• Breaking News

    Pada Hari Jadi ke-100 'Robot,' Mereka Akhirnya Mengambil Alih

     

    Pada 25 Januari 1921, drama Karel Capek "RUR" - kependekan dari "Rossum's Universal Robots" - ditayangkan perdana di Praha. Itu adalah sensasi. Dalam dua tahun itu telah diterjemahkan ke dalam 30 bahasa, termasuk bahasa Inggris, yang memperkenalkan kata "robot."

    Visi Capek tentang budak manusia yang tidak mau ditakdirkan untuk bangkit dan menghancurkan pembuatnya telah membentuk pandangan kita tentang otomatisasi dan diri kita sendiri sejak saat itu.

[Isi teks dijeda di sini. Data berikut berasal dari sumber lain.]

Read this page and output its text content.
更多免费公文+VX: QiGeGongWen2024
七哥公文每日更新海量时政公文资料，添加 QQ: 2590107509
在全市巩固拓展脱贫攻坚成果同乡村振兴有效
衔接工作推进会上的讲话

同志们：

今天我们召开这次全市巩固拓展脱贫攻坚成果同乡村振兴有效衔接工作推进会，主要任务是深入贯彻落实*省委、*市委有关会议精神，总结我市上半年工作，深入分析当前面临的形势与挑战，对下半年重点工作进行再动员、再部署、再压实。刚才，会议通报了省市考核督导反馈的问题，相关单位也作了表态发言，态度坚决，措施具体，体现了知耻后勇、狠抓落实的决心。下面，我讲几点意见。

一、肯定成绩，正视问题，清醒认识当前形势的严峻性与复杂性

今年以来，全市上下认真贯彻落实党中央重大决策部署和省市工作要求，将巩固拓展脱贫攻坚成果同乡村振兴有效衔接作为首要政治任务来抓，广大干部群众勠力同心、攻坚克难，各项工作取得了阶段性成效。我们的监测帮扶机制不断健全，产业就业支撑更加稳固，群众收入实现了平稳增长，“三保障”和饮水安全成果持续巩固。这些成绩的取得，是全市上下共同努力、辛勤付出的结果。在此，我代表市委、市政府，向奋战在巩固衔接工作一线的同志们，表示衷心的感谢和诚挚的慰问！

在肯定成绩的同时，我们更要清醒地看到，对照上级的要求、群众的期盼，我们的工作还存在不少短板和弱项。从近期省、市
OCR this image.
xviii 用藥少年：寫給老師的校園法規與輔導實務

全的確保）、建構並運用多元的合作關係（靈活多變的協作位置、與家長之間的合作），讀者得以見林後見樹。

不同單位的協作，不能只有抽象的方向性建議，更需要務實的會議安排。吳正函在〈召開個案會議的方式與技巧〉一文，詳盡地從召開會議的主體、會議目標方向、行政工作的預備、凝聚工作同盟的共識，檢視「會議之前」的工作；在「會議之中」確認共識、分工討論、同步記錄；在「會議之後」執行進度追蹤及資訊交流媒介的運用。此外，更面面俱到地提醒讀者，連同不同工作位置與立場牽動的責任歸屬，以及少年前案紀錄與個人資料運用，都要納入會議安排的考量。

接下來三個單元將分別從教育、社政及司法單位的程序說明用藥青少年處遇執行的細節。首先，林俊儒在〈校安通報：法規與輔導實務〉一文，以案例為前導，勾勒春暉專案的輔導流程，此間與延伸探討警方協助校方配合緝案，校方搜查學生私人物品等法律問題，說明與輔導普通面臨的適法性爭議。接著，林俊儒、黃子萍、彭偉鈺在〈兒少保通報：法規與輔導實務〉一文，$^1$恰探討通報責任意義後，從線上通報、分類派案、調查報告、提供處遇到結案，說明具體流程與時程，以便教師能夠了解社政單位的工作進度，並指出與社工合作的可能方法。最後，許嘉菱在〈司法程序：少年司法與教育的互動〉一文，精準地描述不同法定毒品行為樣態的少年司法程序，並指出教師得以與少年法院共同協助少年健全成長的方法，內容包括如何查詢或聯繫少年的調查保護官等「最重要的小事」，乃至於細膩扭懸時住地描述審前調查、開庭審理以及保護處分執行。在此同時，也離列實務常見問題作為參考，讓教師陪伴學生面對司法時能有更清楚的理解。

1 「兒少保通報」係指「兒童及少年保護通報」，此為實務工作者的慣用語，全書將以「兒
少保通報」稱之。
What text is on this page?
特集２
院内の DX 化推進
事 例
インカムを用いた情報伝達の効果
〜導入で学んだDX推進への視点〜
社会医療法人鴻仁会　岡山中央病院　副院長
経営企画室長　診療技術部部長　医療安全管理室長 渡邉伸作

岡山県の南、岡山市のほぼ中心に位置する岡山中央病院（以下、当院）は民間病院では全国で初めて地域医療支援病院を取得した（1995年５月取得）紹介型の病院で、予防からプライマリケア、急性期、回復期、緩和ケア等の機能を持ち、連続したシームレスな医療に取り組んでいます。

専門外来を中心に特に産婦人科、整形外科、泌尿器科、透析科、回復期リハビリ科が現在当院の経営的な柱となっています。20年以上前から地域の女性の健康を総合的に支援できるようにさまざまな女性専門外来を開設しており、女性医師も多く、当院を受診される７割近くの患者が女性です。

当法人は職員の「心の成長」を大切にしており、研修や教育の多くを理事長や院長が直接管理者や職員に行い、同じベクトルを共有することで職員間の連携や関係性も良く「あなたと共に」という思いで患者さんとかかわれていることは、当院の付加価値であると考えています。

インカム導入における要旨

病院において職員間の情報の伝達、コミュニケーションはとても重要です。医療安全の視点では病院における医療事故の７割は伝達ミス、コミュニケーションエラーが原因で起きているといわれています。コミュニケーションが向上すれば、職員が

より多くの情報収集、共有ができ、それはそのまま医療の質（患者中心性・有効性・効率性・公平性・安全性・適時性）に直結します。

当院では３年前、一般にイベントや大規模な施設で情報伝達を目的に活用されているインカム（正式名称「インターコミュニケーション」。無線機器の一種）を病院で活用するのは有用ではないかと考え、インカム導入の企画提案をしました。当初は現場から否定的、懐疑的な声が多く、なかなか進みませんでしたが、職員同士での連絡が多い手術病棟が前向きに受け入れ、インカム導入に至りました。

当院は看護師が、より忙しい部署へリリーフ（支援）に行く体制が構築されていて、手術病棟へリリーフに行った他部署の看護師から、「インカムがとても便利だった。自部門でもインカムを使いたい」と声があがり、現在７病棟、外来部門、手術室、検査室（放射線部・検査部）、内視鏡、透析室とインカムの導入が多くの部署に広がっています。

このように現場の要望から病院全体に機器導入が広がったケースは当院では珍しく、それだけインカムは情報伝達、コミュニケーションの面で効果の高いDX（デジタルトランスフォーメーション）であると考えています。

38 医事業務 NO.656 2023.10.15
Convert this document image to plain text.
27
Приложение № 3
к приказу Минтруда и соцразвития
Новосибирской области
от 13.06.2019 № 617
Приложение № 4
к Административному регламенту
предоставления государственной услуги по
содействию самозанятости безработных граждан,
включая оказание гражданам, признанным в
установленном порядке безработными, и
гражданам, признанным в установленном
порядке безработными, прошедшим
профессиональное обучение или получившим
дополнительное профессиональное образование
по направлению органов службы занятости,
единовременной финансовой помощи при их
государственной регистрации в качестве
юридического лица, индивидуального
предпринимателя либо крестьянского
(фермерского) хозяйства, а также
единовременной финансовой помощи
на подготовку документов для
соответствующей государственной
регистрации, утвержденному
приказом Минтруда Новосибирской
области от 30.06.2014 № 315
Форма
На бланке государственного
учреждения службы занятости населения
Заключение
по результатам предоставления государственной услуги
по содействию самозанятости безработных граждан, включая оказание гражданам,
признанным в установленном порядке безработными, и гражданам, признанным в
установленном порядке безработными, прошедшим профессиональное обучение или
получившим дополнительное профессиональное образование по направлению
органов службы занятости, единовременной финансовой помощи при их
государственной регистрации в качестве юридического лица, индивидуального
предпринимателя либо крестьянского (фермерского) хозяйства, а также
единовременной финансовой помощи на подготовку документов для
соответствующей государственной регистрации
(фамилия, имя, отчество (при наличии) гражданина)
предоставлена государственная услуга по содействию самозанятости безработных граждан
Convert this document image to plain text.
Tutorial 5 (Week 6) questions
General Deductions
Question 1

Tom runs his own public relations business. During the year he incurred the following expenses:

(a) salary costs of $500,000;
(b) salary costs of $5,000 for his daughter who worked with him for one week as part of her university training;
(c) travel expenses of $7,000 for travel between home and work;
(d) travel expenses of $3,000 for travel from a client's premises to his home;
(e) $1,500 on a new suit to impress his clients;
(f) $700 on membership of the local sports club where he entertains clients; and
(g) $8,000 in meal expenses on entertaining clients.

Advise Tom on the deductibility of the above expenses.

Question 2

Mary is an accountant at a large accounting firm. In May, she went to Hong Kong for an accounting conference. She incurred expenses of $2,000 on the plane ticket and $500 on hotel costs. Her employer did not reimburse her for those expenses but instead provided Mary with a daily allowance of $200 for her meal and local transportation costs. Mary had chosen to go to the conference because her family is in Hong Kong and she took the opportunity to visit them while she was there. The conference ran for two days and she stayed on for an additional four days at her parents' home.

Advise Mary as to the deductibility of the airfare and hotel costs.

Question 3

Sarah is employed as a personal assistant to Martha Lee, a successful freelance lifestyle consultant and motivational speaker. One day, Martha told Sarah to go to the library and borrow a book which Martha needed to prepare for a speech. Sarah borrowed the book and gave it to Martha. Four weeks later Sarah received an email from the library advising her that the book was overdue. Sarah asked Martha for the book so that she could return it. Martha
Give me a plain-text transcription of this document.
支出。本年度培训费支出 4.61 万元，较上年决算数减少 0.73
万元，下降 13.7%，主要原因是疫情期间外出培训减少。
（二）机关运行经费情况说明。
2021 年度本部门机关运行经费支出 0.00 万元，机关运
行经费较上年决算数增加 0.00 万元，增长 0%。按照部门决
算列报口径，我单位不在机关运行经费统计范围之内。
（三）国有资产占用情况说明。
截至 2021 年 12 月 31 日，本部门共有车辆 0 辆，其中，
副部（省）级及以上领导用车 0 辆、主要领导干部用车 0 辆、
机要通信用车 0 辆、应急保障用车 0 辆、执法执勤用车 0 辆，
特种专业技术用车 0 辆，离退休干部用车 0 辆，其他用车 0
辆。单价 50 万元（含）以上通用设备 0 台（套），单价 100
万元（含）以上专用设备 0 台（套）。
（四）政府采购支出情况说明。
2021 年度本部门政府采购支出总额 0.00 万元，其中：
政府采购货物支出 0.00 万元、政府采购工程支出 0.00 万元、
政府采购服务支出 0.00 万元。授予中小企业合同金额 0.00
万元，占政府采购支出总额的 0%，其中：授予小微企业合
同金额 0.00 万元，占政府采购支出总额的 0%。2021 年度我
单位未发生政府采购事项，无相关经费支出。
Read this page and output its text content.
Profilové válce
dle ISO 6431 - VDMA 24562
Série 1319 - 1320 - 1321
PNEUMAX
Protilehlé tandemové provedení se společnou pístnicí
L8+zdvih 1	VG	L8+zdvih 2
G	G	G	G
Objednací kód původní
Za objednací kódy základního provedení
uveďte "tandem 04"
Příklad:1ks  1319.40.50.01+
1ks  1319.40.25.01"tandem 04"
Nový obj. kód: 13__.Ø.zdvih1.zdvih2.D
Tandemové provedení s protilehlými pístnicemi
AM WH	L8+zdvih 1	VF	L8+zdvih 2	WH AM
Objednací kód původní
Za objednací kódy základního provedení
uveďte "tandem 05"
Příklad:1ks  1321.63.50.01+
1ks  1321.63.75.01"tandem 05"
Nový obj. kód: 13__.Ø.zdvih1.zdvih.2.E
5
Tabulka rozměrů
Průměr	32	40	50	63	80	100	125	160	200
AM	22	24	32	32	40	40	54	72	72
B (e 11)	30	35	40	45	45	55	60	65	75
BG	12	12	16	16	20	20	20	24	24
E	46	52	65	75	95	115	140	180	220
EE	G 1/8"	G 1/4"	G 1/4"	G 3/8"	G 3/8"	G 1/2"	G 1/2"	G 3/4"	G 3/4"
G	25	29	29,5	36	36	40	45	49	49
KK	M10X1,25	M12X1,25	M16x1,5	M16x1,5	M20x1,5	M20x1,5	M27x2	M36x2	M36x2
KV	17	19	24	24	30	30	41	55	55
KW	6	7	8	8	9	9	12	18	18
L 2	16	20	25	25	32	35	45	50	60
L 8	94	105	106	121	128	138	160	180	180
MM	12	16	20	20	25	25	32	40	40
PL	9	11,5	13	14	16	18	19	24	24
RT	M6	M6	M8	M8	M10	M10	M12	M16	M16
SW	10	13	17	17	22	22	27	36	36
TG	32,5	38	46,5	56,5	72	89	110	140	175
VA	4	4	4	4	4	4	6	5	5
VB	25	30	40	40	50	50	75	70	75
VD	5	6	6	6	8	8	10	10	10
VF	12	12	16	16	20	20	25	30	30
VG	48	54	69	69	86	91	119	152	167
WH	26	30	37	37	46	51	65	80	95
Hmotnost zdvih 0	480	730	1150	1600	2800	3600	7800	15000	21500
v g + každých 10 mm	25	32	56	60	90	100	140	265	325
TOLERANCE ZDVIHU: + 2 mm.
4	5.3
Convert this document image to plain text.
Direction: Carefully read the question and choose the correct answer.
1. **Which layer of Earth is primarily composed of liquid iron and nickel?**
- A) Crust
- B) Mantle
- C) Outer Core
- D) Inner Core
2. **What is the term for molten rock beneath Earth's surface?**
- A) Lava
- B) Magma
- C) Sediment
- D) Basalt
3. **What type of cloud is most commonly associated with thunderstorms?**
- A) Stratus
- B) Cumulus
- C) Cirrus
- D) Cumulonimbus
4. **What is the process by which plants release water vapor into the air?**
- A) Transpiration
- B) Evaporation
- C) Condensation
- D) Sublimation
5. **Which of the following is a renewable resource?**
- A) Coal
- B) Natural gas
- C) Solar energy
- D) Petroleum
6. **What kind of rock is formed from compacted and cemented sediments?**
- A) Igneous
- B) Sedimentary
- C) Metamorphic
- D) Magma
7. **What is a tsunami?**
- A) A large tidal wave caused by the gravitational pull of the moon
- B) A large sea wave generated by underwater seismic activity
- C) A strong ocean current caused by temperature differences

    Dalam dialog selama seabad antara penemu robot fiksi dan robot aktual, sebagian besar insinyur telah dipaksa untuk mengejar ketinggalan, baik menyadari atau menumbangkan visi robot yang pertama kali dijelaskan dalam buku, film, dan televisi.

    Sekarang, realitas robot di beberapa bidang berjalan di depan fiksi, bahkan di depan apa yang dapat dilacak oleh mereka yang mempelajari robot untuk mencari nafkah.

    Heather Knight adalah seorang insinyur, "ahli robotik sosial" dan salah satu dari 13 fakultas inti dalam program robotika Oregon State University. Suatu hari di akhir Oktober, dia terkejut menemukan kampus dipenuhi armada kendaraan otonom beroda enam yang dibuat oleh Starship Robotics.

    Perusahaan yang berbasis di San Francisco telah mengontrak layanan makan kampus untuk menyediakan pengiriman tanpa kontak. "Kami berada di titik di mana bahkan orang-orang di bidang robotika tidak tahu akan ada robot di kampus," kata Knight.

    Visibilitas baru robot ini - sekarang ada di toko, hotel, dan fasilitas perawatan kesehatan, serta di jalan kita dan di atas kepala kita - merupakan indikator sifat mereka yang terus berkembang. Itu juga merupakan tanda luar dari momen yang menentukan.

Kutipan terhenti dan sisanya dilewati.